Yes sure China, as one of your easy targets to trash, deserves stricter scrutiny than Iraq war and other arocities in the developing world inflicted by "Superior" western powers. But as you guys living in China and interacting with the regular Chinese folks everyday, you should grasp a better picture than most of people here in the west. However for those filing biased report, they either lack of professional spirits of fair journalism or they, deep in their mind are fearful of Chinese rise which poses threat to their "higher moral standard".
As most of the Chinese saw the incident in Tibet, one particular western power is behind all this as you have seen in the Chinese internet forum. I am wondering how come not a single media outlet from the west is reporting this? I realized that it is just a orchestrated tune from your "higher moral standard" you are not supposed to trash this western power...USA???
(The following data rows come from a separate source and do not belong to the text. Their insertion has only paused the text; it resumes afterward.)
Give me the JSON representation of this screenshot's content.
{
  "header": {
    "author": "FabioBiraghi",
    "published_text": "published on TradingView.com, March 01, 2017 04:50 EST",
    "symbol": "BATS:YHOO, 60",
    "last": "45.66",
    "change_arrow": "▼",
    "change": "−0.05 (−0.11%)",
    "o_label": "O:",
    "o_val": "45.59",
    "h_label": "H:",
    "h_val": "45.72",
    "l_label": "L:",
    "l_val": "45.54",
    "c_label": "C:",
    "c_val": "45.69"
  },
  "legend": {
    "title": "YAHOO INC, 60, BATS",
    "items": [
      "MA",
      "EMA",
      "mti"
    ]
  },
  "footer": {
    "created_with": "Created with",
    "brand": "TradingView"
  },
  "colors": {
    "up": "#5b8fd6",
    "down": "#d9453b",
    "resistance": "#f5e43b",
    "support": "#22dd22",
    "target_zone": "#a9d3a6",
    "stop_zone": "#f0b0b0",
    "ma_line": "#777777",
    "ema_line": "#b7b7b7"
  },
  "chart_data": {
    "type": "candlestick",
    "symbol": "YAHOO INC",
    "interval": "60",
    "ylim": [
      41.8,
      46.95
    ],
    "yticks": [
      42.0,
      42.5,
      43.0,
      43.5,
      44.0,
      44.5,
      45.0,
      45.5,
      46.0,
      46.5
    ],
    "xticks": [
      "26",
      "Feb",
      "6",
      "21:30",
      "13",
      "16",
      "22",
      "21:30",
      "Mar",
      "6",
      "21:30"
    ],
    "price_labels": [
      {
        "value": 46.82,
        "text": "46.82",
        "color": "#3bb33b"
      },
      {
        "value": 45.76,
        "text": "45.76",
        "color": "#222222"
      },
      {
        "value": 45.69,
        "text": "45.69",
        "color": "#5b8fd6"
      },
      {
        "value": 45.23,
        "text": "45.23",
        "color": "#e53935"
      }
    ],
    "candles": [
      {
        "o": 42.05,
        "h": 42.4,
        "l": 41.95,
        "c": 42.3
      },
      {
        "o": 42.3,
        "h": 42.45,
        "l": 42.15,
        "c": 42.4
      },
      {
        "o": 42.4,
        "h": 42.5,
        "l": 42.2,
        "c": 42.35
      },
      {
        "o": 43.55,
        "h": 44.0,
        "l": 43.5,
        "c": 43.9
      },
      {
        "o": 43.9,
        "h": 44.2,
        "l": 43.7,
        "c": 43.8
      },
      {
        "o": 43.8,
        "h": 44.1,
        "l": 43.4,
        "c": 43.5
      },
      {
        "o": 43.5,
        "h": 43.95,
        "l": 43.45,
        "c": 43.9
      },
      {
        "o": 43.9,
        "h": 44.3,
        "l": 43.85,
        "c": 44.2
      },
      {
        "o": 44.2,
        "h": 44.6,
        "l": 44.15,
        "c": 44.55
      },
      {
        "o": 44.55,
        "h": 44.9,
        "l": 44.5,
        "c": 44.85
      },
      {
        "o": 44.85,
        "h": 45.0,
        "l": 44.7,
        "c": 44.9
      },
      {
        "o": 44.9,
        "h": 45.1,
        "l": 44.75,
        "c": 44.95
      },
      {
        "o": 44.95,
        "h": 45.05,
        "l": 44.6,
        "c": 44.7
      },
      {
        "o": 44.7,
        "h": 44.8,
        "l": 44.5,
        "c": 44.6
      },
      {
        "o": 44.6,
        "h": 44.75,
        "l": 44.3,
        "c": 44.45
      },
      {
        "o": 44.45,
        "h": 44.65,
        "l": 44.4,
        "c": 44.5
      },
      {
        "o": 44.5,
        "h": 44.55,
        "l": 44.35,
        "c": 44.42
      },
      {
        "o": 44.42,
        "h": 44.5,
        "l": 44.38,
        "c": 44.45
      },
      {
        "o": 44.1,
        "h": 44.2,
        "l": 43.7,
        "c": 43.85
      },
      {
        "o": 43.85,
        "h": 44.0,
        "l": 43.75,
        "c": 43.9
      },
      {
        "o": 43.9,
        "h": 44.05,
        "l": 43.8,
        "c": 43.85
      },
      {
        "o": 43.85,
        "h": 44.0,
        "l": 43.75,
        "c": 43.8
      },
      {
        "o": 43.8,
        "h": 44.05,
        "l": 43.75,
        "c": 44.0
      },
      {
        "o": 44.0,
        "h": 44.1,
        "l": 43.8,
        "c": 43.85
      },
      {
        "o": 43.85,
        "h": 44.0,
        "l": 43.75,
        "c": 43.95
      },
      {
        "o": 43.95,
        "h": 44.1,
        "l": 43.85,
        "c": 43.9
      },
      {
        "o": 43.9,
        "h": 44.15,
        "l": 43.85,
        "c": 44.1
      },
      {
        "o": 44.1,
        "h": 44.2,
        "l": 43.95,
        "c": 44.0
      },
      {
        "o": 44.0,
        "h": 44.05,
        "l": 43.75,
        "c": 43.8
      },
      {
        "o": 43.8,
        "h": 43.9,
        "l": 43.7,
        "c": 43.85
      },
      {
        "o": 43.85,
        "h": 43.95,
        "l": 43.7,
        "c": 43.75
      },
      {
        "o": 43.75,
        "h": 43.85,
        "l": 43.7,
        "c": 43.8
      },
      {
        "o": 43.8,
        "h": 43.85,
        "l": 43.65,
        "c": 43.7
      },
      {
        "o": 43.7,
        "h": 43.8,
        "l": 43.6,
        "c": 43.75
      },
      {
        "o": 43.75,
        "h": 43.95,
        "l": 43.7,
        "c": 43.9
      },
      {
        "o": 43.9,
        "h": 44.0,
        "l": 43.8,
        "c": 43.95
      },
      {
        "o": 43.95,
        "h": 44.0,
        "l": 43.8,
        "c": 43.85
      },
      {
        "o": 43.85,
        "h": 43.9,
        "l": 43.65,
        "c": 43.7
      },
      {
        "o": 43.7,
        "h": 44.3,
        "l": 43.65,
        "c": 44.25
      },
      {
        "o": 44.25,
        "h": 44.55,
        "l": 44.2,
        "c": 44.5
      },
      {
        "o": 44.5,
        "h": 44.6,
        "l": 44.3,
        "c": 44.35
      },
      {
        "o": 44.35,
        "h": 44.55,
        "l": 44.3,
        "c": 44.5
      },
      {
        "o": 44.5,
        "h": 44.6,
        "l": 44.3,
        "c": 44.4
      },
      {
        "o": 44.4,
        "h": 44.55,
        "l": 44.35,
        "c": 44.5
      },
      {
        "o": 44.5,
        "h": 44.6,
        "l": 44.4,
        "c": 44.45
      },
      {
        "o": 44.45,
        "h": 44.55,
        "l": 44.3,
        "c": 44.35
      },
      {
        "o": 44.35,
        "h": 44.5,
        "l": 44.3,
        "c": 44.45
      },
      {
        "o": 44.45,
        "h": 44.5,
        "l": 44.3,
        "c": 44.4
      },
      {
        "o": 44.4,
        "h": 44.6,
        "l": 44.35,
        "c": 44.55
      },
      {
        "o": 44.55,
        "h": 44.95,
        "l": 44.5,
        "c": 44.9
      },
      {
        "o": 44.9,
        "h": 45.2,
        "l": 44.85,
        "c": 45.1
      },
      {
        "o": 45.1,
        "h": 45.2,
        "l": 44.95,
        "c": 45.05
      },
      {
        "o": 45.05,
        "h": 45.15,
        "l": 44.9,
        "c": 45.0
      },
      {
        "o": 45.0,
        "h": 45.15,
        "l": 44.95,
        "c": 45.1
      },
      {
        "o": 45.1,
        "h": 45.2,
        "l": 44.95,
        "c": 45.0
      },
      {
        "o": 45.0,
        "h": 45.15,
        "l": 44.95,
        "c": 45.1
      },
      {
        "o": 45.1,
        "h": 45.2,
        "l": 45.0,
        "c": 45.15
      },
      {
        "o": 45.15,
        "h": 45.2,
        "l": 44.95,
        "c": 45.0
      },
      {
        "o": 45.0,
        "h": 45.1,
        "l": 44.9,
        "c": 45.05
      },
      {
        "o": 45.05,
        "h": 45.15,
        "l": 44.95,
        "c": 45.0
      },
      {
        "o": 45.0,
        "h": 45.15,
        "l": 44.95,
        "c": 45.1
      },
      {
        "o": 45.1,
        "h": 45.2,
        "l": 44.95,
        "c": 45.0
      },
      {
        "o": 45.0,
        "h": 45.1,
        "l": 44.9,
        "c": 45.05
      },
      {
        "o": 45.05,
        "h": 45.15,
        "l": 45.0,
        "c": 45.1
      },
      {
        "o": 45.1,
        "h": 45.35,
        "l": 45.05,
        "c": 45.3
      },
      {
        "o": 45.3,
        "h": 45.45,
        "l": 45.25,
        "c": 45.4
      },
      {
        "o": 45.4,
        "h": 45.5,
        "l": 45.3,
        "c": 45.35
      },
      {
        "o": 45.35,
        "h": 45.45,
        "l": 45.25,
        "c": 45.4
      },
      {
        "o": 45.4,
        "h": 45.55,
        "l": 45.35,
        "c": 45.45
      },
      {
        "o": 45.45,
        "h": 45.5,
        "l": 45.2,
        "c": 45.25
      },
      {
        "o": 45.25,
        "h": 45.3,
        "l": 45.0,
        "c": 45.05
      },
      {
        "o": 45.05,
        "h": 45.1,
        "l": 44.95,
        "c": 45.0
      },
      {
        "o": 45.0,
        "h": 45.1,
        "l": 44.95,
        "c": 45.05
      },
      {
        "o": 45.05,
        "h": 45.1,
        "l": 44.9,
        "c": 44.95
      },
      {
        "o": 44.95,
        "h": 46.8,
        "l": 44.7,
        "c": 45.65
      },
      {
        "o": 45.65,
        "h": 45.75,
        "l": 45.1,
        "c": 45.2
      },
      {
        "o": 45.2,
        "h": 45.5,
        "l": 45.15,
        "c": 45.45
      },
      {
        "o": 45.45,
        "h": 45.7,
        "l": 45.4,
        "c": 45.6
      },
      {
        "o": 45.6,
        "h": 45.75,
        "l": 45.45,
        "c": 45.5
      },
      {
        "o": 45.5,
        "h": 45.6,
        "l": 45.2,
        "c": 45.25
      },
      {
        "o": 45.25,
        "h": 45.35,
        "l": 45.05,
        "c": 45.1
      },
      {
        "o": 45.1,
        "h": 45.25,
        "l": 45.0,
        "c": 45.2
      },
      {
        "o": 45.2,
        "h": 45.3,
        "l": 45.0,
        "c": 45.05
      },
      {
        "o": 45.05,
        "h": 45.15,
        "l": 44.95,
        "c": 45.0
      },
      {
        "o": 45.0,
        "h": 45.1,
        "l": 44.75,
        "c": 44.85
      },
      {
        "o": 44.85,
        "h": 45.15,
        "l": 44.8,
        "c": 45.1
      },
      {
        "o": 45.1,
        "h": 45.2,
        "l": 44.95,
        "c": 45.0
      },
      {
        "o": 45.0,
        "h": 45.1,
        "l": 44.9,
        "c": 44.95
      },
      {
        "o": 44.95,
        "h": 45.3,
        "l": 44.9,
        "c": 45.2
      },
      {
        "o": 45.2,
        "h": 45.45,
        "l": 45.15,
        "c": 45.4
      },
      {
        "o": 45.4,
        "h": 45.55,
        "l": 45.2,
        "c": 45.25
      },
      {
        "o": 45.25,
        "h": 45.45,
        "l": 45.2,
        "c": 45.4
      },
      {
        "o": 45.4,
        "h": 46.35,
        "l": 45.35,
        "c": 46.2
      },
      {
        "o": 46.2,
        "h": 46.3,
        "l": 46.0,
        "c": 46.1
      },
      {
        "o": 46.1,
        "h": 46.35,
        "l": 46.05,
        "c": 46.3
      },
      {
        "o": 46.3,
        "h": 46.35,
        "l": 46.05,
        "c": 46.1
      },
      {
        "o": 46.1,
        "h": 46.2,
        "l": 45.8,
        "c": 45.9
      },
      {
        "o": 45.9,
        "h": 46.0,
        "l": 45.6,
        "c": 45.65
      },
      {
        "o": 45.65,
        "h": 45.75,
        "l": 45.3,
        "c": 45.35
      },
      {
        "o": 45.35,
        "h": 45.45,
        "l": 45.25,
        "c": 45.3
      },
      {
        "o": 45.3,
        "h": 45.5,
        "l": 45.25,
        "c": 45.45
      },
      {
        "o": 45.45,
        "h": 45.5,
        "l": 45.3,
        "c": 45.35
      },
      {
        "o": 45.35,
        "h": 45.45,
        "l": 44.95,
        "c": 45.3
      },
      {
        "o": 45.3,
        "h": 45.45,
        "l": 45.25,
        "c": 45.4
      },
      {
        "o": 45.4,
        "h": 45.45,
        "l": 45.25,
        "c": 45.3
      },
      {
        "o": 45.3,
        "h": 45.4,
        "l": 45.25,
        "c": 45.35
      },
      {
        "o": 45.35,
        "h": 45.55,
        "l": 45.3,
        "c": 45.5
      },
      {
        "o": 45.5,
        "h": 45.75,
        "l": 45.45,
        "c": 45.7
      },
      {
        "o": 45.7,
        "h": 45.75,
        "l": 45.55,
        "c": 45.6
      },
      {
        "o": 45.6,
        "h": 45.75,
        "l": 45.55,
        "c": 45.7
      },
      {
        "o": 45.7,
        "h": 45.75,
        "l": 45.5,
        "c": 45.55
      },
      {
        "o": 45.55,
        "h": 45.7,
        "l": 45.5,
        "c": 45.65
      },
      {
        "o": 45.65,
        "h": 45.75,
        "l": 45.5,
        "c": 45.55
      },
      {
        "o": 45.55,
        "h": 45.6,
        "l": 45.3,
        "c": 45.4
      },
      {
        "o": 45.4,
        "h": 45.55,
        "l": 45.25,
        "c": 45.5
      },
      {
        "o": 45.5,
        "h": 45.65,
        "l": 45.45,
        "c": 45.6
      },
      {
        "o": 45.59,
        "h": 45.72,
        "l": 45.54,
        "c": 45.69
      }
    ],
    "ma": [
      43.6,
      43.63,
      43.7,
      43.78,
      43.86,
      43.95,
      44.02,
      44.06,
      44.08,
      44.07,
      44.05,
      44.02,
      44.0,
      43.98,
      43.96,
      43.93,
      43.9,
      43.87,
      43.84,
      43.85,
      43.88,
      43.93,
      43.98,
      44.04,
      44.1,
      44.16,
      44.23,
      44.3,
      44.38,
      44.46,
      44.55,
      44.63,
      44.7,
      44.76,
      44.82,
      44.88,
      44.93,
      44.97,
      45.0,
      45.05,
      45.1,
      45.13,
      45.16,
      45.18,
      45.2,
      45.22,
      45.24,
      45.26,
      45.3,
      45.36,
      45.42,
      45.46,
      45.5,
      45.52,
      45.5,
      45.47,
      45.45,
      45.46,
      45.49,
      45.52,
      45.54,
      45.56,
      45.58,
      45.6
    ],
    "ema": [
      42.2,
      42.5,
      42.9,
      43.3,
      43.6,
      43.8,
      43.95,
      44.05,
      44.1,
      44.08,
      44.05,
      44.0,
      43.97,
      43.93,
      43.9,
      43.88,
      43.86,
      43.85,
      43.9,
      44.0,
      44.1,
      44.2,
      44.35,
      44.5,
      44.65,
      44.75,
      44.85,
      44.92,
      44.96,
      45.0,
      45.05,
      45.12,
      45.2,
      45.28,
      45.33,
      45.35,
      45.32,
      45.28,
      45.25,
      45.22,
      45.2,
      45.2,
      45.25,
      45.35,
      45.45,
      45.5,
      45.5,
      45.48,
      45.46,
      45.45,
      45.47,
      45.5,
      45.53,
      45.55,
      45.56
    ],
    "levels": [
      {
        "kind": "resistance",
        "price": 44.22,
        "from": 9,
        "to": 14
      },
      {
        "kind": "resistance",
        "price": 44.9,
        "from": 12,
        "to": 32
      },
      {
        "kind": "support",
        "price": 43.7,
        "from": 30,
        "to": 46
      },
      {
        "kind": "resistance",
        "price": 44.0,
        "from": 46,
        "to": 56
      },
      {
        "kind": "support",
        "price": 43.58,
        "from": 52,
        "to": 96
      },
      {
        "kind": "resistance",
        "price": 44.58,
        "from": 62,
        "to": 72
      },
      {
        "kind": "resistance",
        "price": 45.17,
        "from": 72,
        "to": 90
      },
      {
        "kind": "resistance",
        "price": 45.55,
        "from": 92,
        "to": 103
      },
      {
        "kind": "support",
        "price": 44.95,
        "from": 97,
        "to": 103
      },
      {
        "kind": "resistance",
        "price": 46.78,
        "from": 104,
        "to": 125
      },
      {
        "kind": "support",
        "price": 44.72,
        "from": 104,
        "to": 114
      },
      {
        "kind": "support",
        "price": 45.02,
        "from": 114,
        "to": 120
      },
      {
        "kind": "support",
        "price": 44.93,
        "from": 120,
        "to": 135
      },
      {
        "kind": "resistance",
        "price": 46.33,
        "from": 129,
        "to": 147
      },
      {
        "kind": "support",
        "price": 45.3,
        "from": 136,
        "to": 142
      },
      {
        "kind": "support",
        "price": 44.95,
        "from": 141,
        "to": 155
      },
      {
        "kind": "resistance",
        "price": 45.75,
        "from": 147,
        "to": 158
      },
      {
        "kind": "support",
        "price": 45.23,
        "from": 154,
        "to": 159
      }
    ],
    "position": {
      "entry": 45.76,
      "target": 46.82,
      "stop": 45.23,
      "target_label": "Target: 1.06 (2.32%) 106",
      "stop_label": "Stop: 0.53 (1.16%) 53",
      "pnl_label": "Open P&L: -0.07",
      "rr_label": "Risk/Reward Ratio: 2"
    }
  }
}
Again, I finished watching the video. Regarding the last question on free press/media, one issue the panel forgets to address is the inherited cultural tendency towards not disclosing bad news. Chinese people believe it is a shame to let others know what is happening in your own backyard, kind of keeping it private.
If you look back say 20 years ago, the progress China has made on open media is unimaginable. The government takes a very slow but thoughtful step to adapt to the open media policy, but first they have to change this cultural tendency and also modify their pace accoring to what is happening outside of China, i.e. the opposing powers from the west that determine to make a chaos within the country just what they did in 1989.

It's a good session, but I have an useful suggestion. If you western journalist want to know true chinese, please find a chinese who may not speak english. BTW, I am sure you can find a free transltor to help you understand.

@D.Wang: if a chinese speak English does this means he is not a true chinese? what about you?


ROB说得有一定的道理,但我觉得略有偏颇之处.政治上的东西是很不好说的,正所谓有时候会"一失足成千古恨",有些事情也不要试图去谈真相.但作为中国的老百姓我知道,唯有新闻与言论更加开放和自由,那么事实也就越接近客观.中国有一句老话,身正不怕影子斜.何必怕大家说呢?何必怕大家监督你呢?如果不怕,那先让新闻报道更加开放,让网上言论更加自由,而不是一味地管制和过滤,否则,那样做又是为了什么? 这不由得会让人猜疑这样做的原因,不仅是外国人这样想,中国人也会这样想.我觉得,相对来说,中国还是个信息比较闭塞的国家,我想这不应该是技术上造成的,这是什么原因我想大家都清楚.中国还有很长的路要走.也希望"单位"的兄弟姐妹们继续努力,为大家奉上更加有价值的报道和文章!也"天真地"希望你们作为大众的领航员,能够将中国,世界引向一个更加良性,健康的方向.

To Jonathan Watts,
"...five years in China... my mandarin is rudimentary. " Huh? Are you playing Chinese style modest?